Immunoprecipitation and Immunoblotting

RPE1-HTERT, HeLa, and HEK-293T cells were transiently transfected using Lipofectamine® 3000 reagent. Sixteen hours after transfection HEK-293T cells were incubated with MG132 for three hours before harvesting. Lysis of cell pellets was carried out with lysis buffer (50 mM Tris, pH 8.0, 150 mM NaCl, glycerol 10%, 1 mM EDTA, 50 mM NaF, NP-40 0.1%) supplemented with protease and phosphatase inhibitors. Protein estimation in soluble lysates was carried out with Bio-Rad DC^™ protein assay according to manufactures protocol (cat# 500–113/4). Immunoprecipitation and western blotting were performed as previously described^27,28. For trimeric complex formation, sixteen hours after transfection with indicated plasmids, cells were harvested and WCLs were used for a first immunoprecipitation with an anti-FLAG antibody. Immunoprecipitated proteins were eluted with an excess of FLAG peptide. 10% of the eluate was set aside, and the remaining 90% was subjected to a second immunoprecipitation using an anti-GFP antibody and elution with 1% SDS. The two eluates were then immunoblotted.

Gene silencing

Cells were grown in live cell imaging compatible dish (Thermo Scientific #150682), and 10 cm dish formats. ON TARGET siRNA oligos from Dharmacon, Inc.2d for various genes (PTAR1, PGGT1B, FNTA, and RabGGTA) and controls were used at 5 nM final concentration for 24–72 hours using Lipofectamine® RNAimax reagent, according to the manufacturer’s instruction (invitrogen). ON-TARGETplus human PTAR1 siRNA (L-010311–01, LU-010311-01, J-010311-09-0005, J-010311-10-0002): GAAGCUAGGUAUAACCGGA, GAACAGGAGAUGAAUUGAUA, CCAUAGUCCUGGUUGAAAA, GGAGGAACCCACACAUAGA. ON-TARGETplus human FNTA siRNA (L-008807, LU-008807), ON-TARGETplus human RABGGTA siRNA (L-005097), ON-TARGETplus human PGGT1B (L-008703-00-0005) and ON-TARGET Non-targeting siRNA #1 (D-001810-01-05).

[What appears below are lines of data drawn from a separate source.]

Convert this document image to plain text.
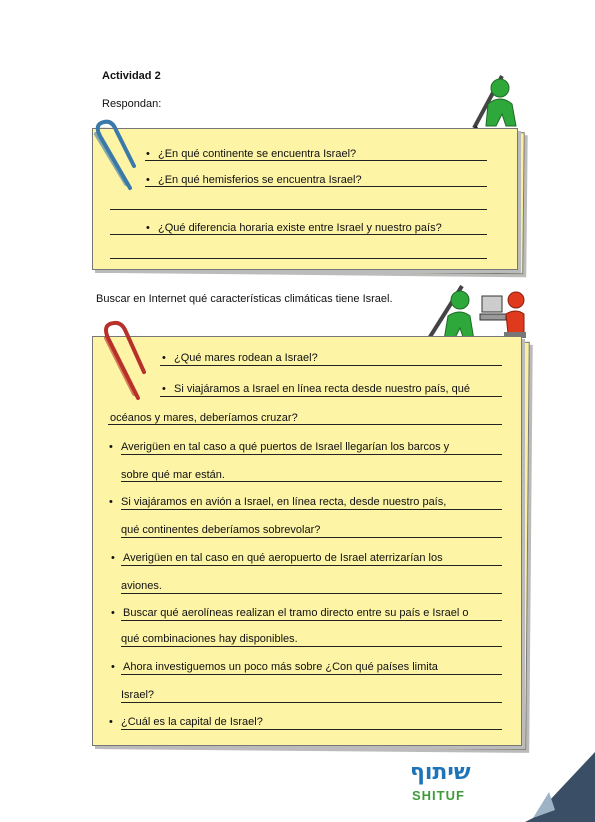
Actividad 2
Respondan:
• ¿En qué continente se encuentra Israel?
• ¿En qué hemisferios se encuentra Israel?
• ¿Qué diferencia horaria existe entre Israel y nuestro país?
Buscar en Internet qué características climáticas tiene Israel.
• ¿Qué mares rodean a Israel?
• Si viajáramos a Israel en línea recta desde nuestro país, qué
océanos y mares, deberíamos cruzar?
• Averigüen en tal caso a qué puertos de Israel llegarían los barcos y
sobre qué mar están.
• Si viajáramos en avión a Israel, en línea recta, desde nuestro país,
qué continentes deberíamos sobrevolar?
• Averigüen en tal caso en qué aeropuerto de Israel aterrizarían los
aviones.
• Buscar qué aerolíneas realizan el tramo directo entre su país e Israel o
qué combinaciones hay disponibles.
• Ahora investiguemos un poco más sobre ¿Con qué países limita
Israel?
• ¿Cuál es la capital de Israel?
שיתוף
SHITUF
4
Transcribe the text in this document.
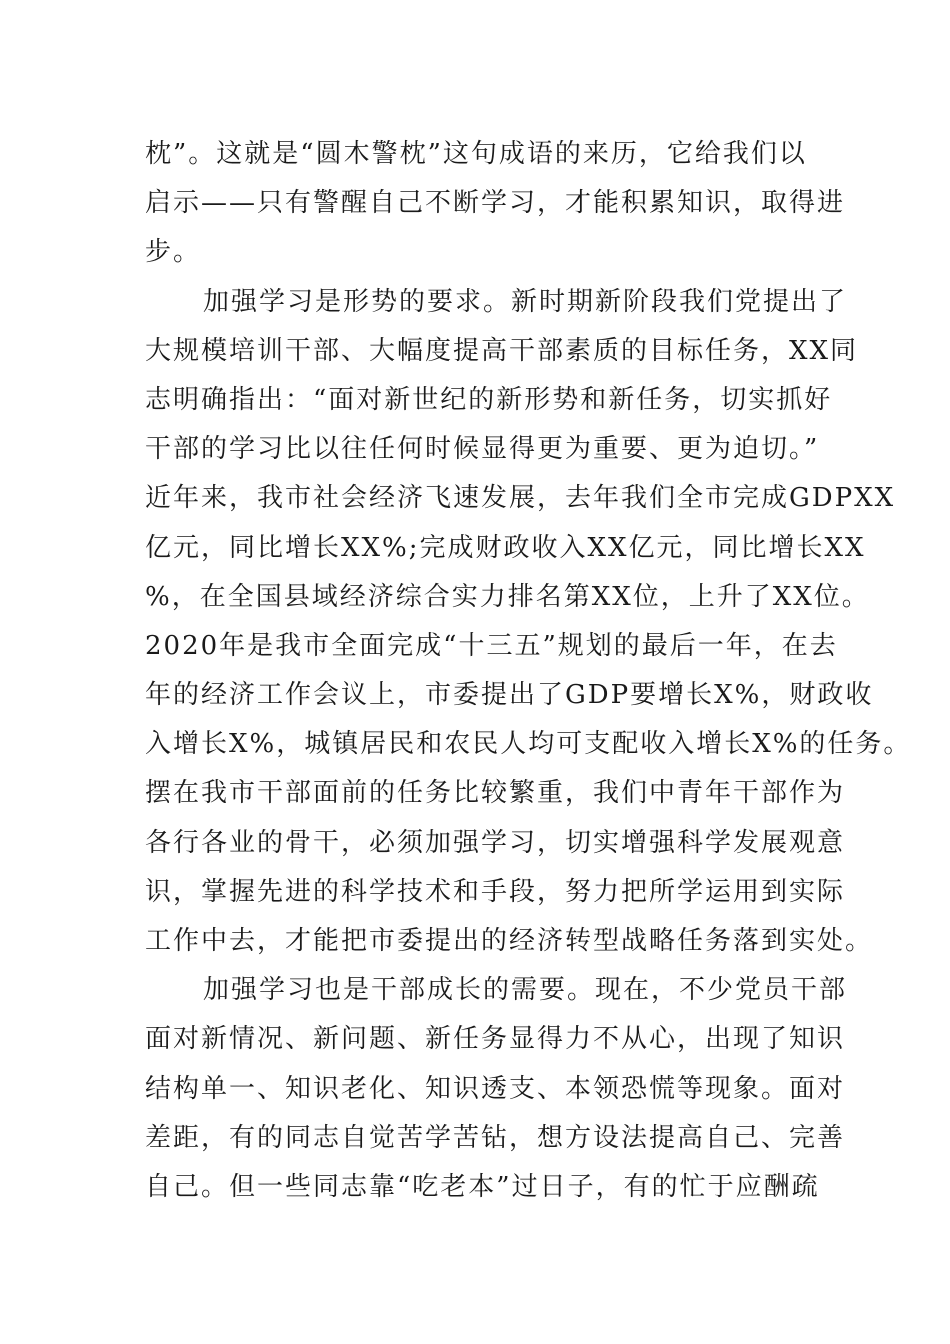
枕”。这就是“圆木警枕”这句成语的来历，它给我们以
启示——只有警醒自己不断学习，才能积累知识，取得进
步。
加强学习是形势的要求。新时期新阶段我们党提出了
大规模培训干部、大幅度提高干部素质的目标任务，XX同
志明确指出：“面对新世纪的新形势和新任务，切实抓好
干部的学习比以往任何时候显得更为重要、更为迫切。”
近年来，我市社会经济飞速发展，去年我们全市完成GDPXX
亿元，同比增长XX%;完成财政收入XX亿元，同比增长XX
%，在全国县域经济综合实力排名第XX位，上升了XX位。
2020年是我市全面完成“十三五”规划的最后一年，在去
年的经济工作会议上，市委提出了GDP要增长X%，财政收
入增长X%，城镇居民和农民人均可支配收入增长X%的任务。
摆在我市干部面前的任务比较繁重，我们中青年干部作为
各行各业的骨干，必须加强学习，切实增强科学发展观意
识，掌握先进的科学技术和手段，努力把所学运用到实际
工作中去，才能把市委提出的经济转型战略任务落到实处。
加强学习也是干部成长的需要。现在，不少党员干部
面对新情况、新问题、新任务显得力不从心，出现了知识
结构单一、知识老化、知识透支、本领恐慌等现象。面对
差距，有的同志自觉苦学苦钻，想方设法提高自己、完善
自己。但一些同志靠“吃老本”过日子，有的忙于应酬疏
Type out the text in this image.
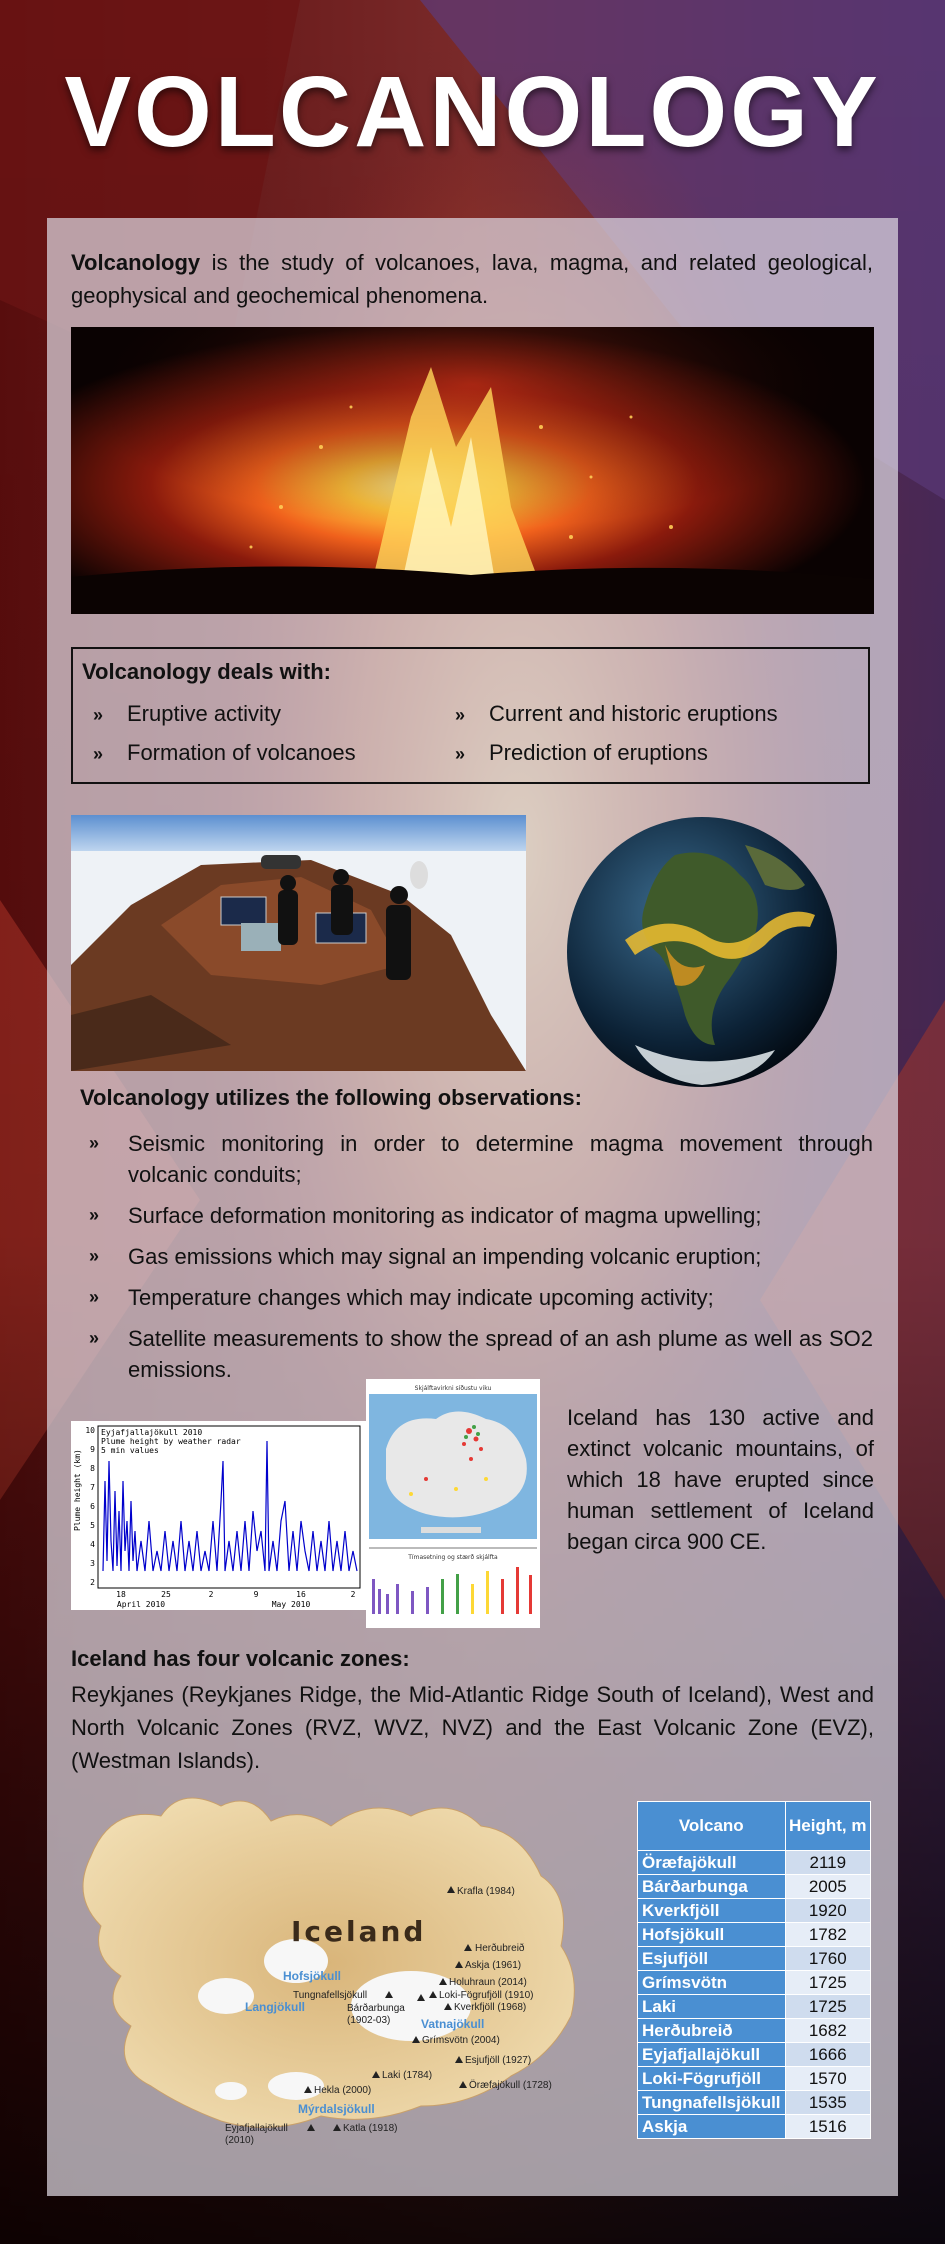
VOLCANOLOGY
Volcanology is the study of volcanoes, lava, magma, and related geological, geophysical and geochemical phenomena.
Volcanology deals with:
» Eruptive activity
» Formation of volcanoes
» Current and historic eruptions
» Prediction of eruptions
Volcanology utilizes the following observations:
»	Seismic monitoring in order to determine magma movement through volcanic conduits;
»	Surface deformation monitoring as indicator of magma upwelling;
»	Gas emissions which may signal an impending volcanic eruption;
»	Temperature changes which may indicate upcoming activity;
»	Satellite measurements to show the spread of an ash plume as well as SO2 emissions.
Eyjafjallajökull 2010
Plume height by weather radar
5 min values
Plume height (km)
10
9
8
7
6
5
4
3
2
18	25	2	9	16	2
April 2010	May 2010
Skjálftavirkni síðustu viku
Tímasetning og stærð skjálfta
Iceland has 130 active and extinct volcanic mountains, of which 18 have erupted since human settlement of Iceland began circa 900 CE.
Iceland has four volcanic zones:
Reykjanes (Reykjanes Ridge, the Mid-Atlantic Ridge South of Iceland), West and North Volcanic Zones (RVZ, WVZ, NVZ) and the East Volcanic Zone (EVZ), (Westman Islands).
Iceland
Hofsjökull
Langjökull
Vatnajökull
Mýrdalsjökull
Krafla (1984)
Herðubreið
Askja (1961)
Holuhraun (2014)
Loki-Fögrufjöll (1910)
Kverkfjöll (1968)
Tungnafellsjökull
Bárðarbunga
(1902-03)
Grímsvötn (2004)
Esjufjöll (1927)
Öræfajökull (1728)
Hekla (2000)
Laki (1784)
Katla (1918)
Eyjafjallajökull
(2010)
Volcano	Height, m
Öræfajökull	2119
Bárðarbunga	2005
Kverkfjöll	1920
Hofsjökull	1782
Esjufjöll	1760
Grímsvötn	1725
Laki	1725
Herðubreið	1682
Eyjafjallajökull	1666
Loki-Fögrufjöll	1570
Tungnafellsjökull	1535
Askja	1516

Statistics and Reproducibility

Dataset were analyzed by GraphPad Prism® software with student’s unpaired T-test and ANOVA. Error bars represent either S.D. or S.E.M as indicated in the text. All immunoblot images and immunofluorescence images are representative of at least three independent experiments, except where specified in the figure legends.

Reporting Summary

Further information on experimental design is available in the Nature Research Reporting Summary linked to this article.

Data Availability

Structural coordinates and structural factors have been deposited to the Protein Data Bank (PDB) under accession number 6O60. Source data for Figure 2a, b and Supplementary Figure 2b are available with the paper online. All other data are available from the authors upon request.

All experiments were repeated at least three times. Uncropped blot/gel images are shown in Supplementary Data Set 1.